Goldberg moves on, and shares an e-mail from our old friend, the anonymous person in the military.
Jonah, I have a response to your reader who asks how we would feel if soldier's were forced to watch a crucifix being desecrated or a Torah being destroyed. Those things already happen, and they're paid for by the US Government under the premise that the acts are "art". Maybe we can just say that the people at Gitmo are artists, not interrogators. Then the left would have to appreciate their pushing the envelope. Just a thought.First of all, these things don't happen - "Piss Christ" was one piece of art funded by the National Endowment for the Arts more than a decade ago, so the past tense might have been appropriate here. However, this military man does have a point. One of the more disturbing incidents of my childhood was the time the NEA troops showed up at our door, tied me, my parents and my siblings up in the living room and forced us to look at an image of someone pissing on Christ. As Democrats, however, my parents supported this use of our tax dollars, as do I. And if it was good enough for us, why, it's good enough for the prisoners at Gitmo.

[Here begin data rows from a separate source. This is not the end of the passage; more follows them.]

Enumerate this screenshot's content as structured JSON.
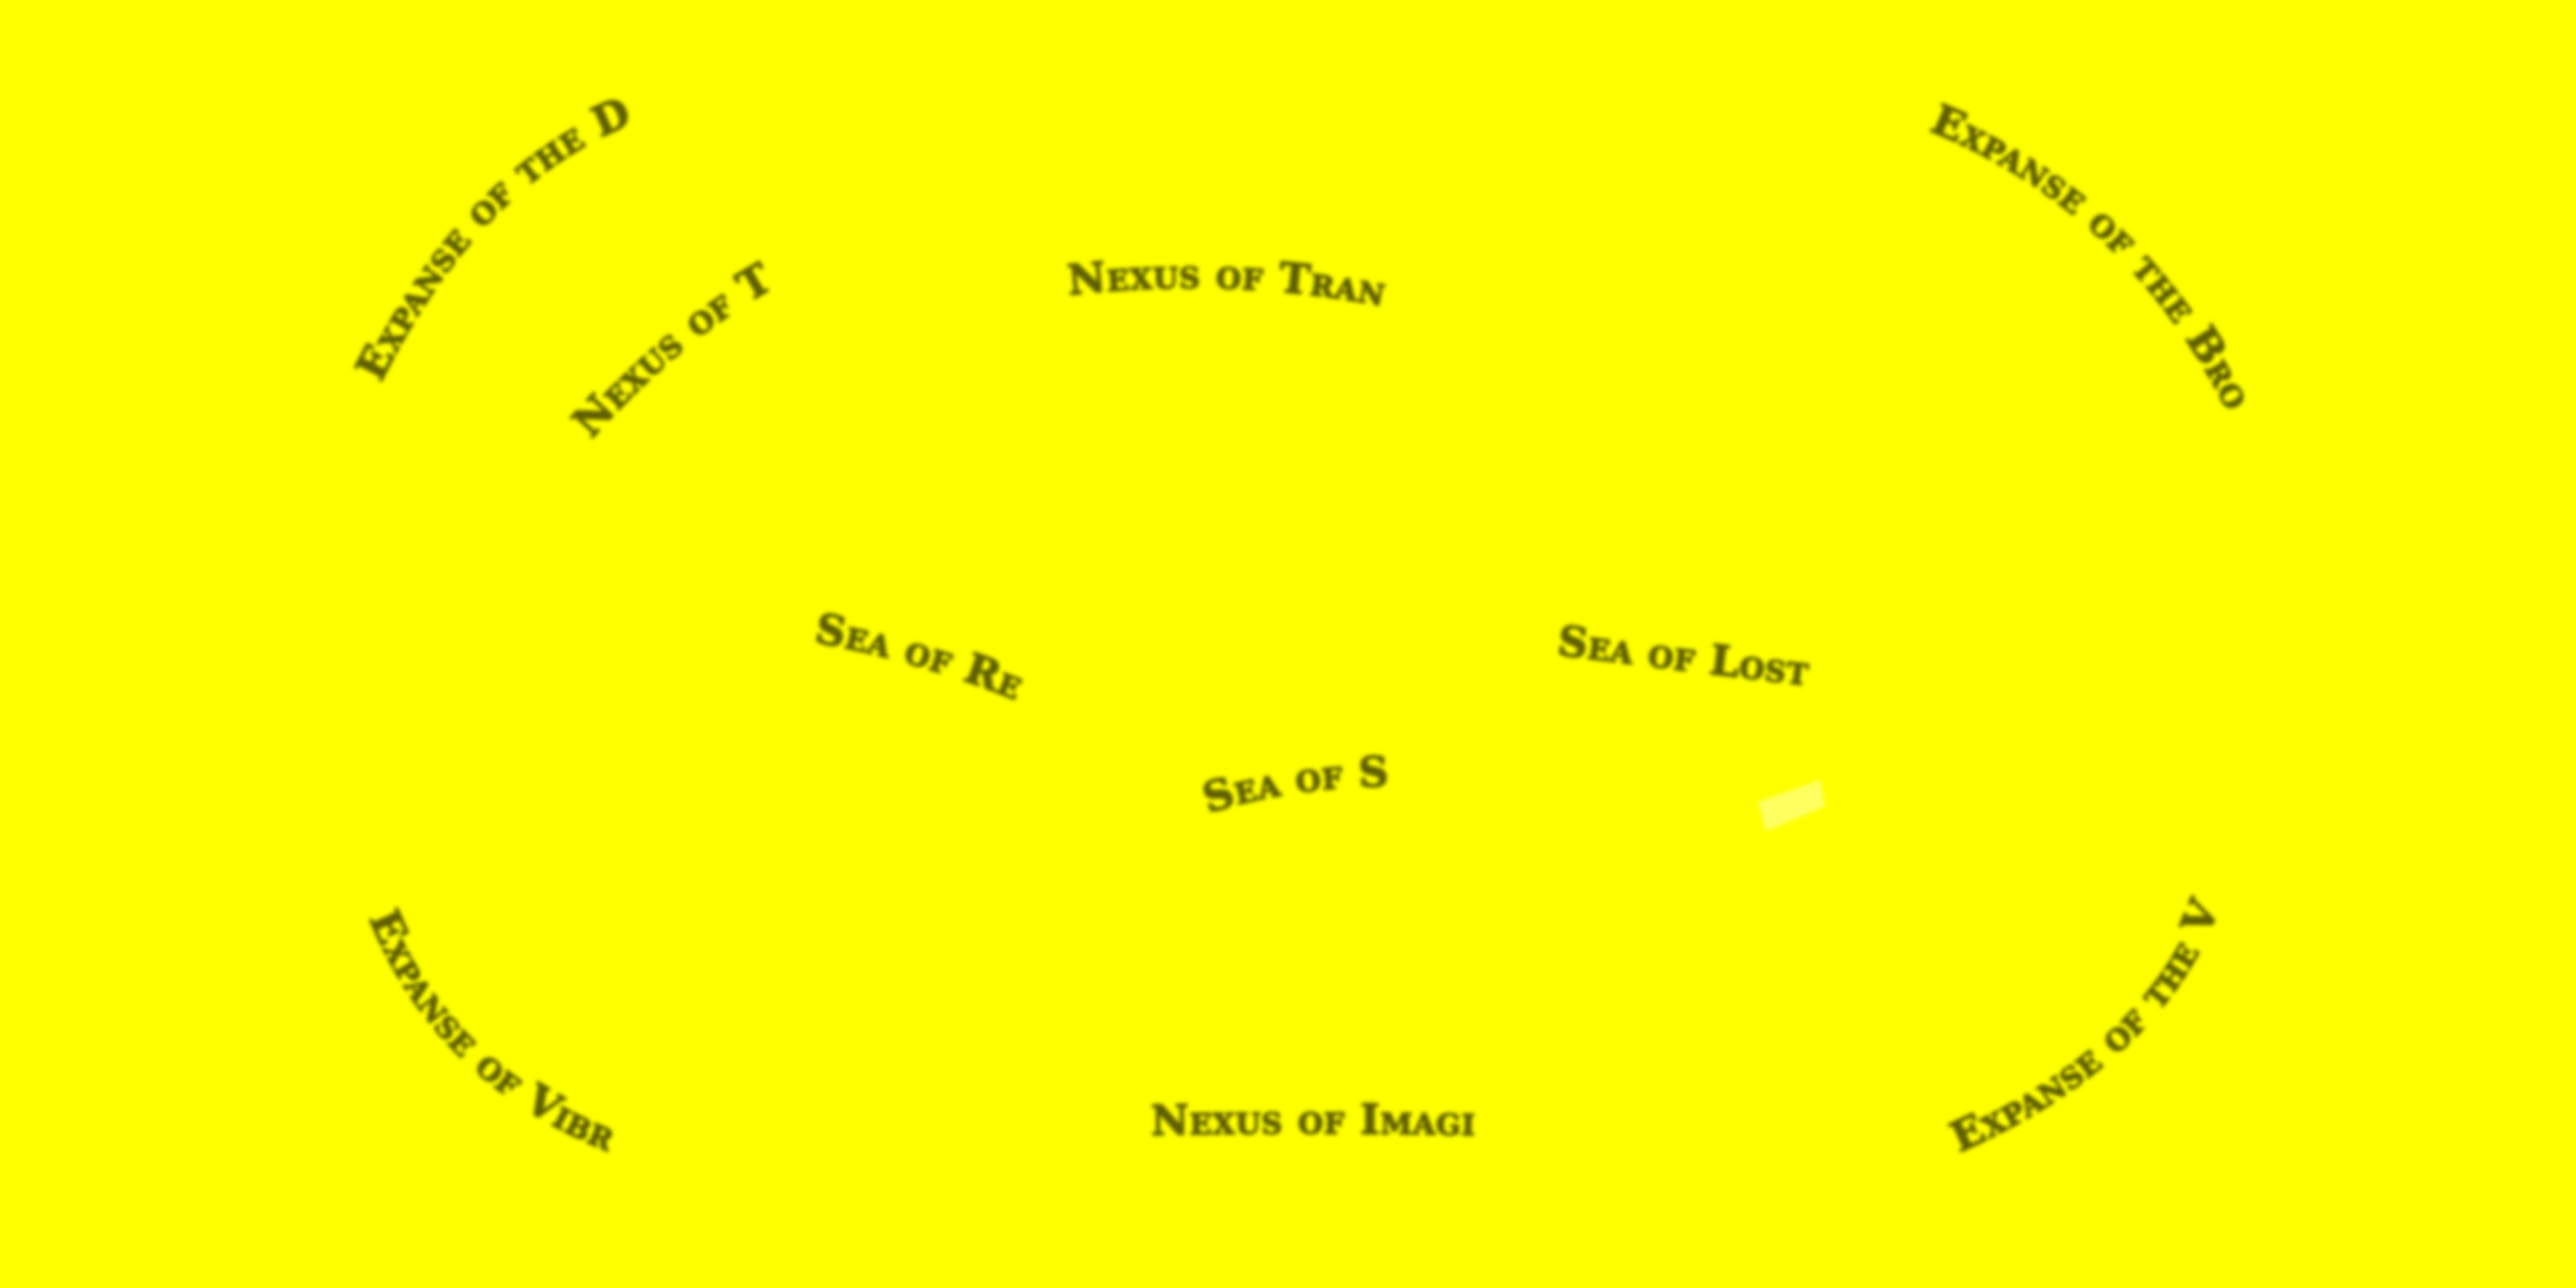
{
  "map": {
    "background_color": "#ffff00",
    "label_color": "#5e5e00",
    "regions": {
      "expanse_densities": "Expanse of the Densities",
      "nexus_truth": "Nexus of Truth",
      "nexus_transition": "Nexus of Transition",
      "expanse_broken_sky": "Expanse of the Broken Sky",
      "sea_regret": "Sea of Regret",
      "sea_lost_lights": "Sea of Lost Lights",
      "sea_souls": "Sea of Souls",
      "expanse_vibrance": "Expanse of Vibrance",
      "nexus_imagination": "Nexus of Imagination",
      "expanse_vapors": "Expanse of the Vapors"
    }
  }
}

By the way, I say all this as someone whose feelings on these torture allegations are not as clear as my colleague in blogging. I don't know how I feel about using mini skirts and fake menstrual blood to interrogate prisoners who are likely very religious Muslims. (Well, I do agree with Jonah Goldberg on one thing - the later is, at the very least, "gross.") I don't know if I'd call it torture. I'd like to hear honest debate on the topic. But the way The Corner and much of the Right chooses to debate these issues - by pointing to things that people do voluntarily and arguing that they're the same as certain interrogation techniques being used and therefore acceptable - has got to stop. When I was in the The Music Man, I voluntarily learned how to march. That doesn't mean the Bataan Death March was OK.